Uh oh! You friccin moron. You just got BEANED! t2 Tag your friends to totally BEAN! them! text font
The rules of the game first changed in 2018, when people decided that the time was ripe to Gnome one another with an annoying red-hatted gnome named Noggin Clontith. This time around, people took a more creative approach by creating “single-package” bait-and-switch video edits, in which the gnome character was added into another video rather than simply directly linking to the original clip of Clontith (although that was also taking place).

Instagram and Twitter meme content creators were the driving force behind the innovation of “You Have Been Gnomed.” Employing the full arsenal of their editing skills, they turned Noggin Clontith into something more than just a simple bait-and-switch, adapting the meme to become a perfect fit for every video. Unlike the earlier bait-and-switches, getting gnomed wasn’t annoying – it was now quite an enjoyable experience since it was different each time.

“You Have Been Gnomed” inspired a flurry of smaller bait-and-switch videos in 2019 such as Death to the MLPA, although none of them managed to achieve the level of creativeness that gnoming introduced. In April 2020, Mundial Ronaldinho Soccer 64 Opening brought another breath of fresh air into the meme, setting the ground for the renaissance of bait-and-switch videos.

In the footsteps of You Have Been Gnomed, the new meme relied on editing the switch into a video rather than linking it. The fact that the green screen template, uploaded at the very start of the trend, gained a whopping 580,000 views is indicative of this major shift in the bait-and-switch meta. While the older “click a link” method continues to live on, primarily with shock content such as Wood Sitting on a Bed, the “two-in-one” bait-and-switch package began to dominate.

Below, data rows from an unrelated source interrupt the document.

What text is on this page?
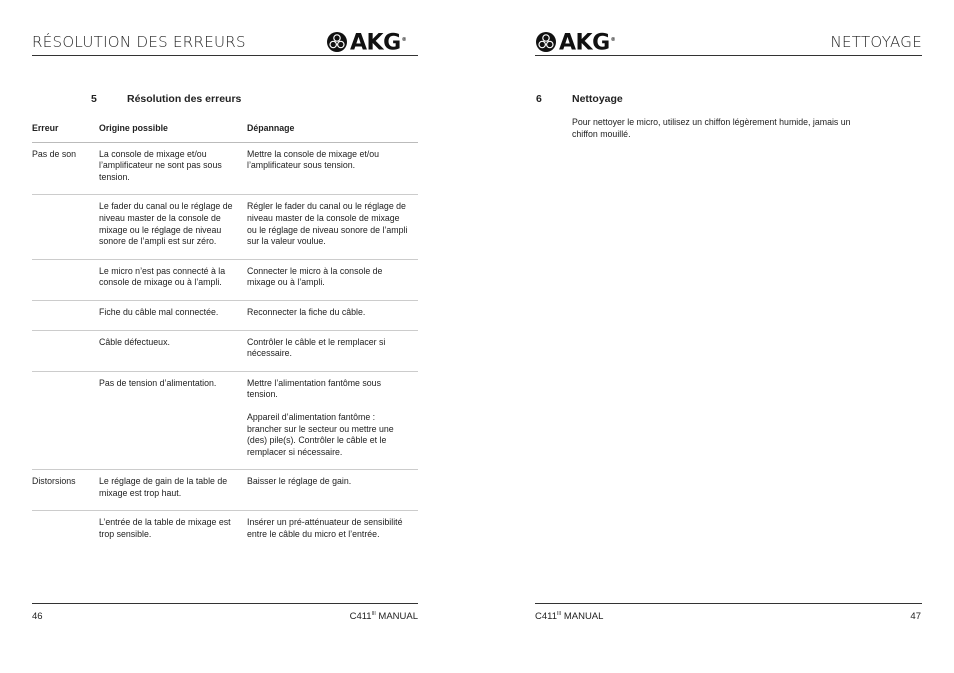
RÉSOLUTION DES ERREURS	AKG®
5	Résolution des erreurs
Erreur	Origine possible	Dépannage
Pas de son	La console de mixage et/ou l’amplificateur ne sont pas sous tension.	Mettre la console de mixage et/ou l’amplificateur sous tension.

	Le fader du canal ou le réglage de niveau master de la console de mixage ou le réglage de niveau sonore de l’ampli est sur zéro.	Régler le fader du canal ou le réglage de niveau master de la console de mixage ou le réglage de niveau sonore de l’ampli sur la valeur voulue.

	Le micro n’est pas connecté à la console de mixage ou à l’ampli.	Connecter le micro à la console de mixage ou à l’ampli.

	Fiche du câble mal connectée.	Reconnecter la fiche du câble.

	Câble défectueux.	Contrôler le câble et le remplacer si nécessaire.

	Pas de tension d’alimentation.	Mettre l’alimentation fantôme sous tension.
Appareil d’alimentation fantôme : brancher sur le secteur ou mettre une (des) pile(s). Contrôler le câble et le remplacer si nécessaire.

Distorsions	Le réglage de gain de la table de mixage est trop haut.	Baisser le réglage de gain.

	L’entrée de la table de mixage est trop sensible.	Insérer un pré-atténuateur de sensibilité entre le câble du micro et l’entrée.
46	$C411^{III}$ MANUAL
AKG®	NETTOYAGE
6	Nettoyage
Pour nettoyer le micro, utilisez un chiffon légèrement humide, jamais un chiffon mouillé.
$C411^{III}$ MANUAL	47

One of the major reasons for this shift was the rise of all kinds of hornyposting, especially on Instagram. Large meme pages, especially those reposting other people’s content, never shied away from promoting highly sexual content, often posting provocative clips to advertise their pages. So others, especially the pages specializing in ironic memes, exploited this by tricking viewers into clicking on a sexually provocative piece of content and getting jebaited into a bait-and-switch instead. A prime example of this could be seen with #BreastCancerFree Baits, which quickly became the bane of the horny Instagram crowd.

In August 2020, bait-and-switches have reached new heights, proliferating on every platform from Instagram and Reddit to Twitter and iFunny, with the threat getting stick bugged, monki flipped or mesmerized by Henry Stickmin’s Distraction Dance being at an all-time high during any given day on social media.

But the increasing growth of the number of bait-and-switch videos one encounters on a daily basis threatens to make the whole trend annoying, boring and repetitive. But if that happens, this format probably will most likely just take some time off from the limelight, only to return in a new form once demand increases yet again.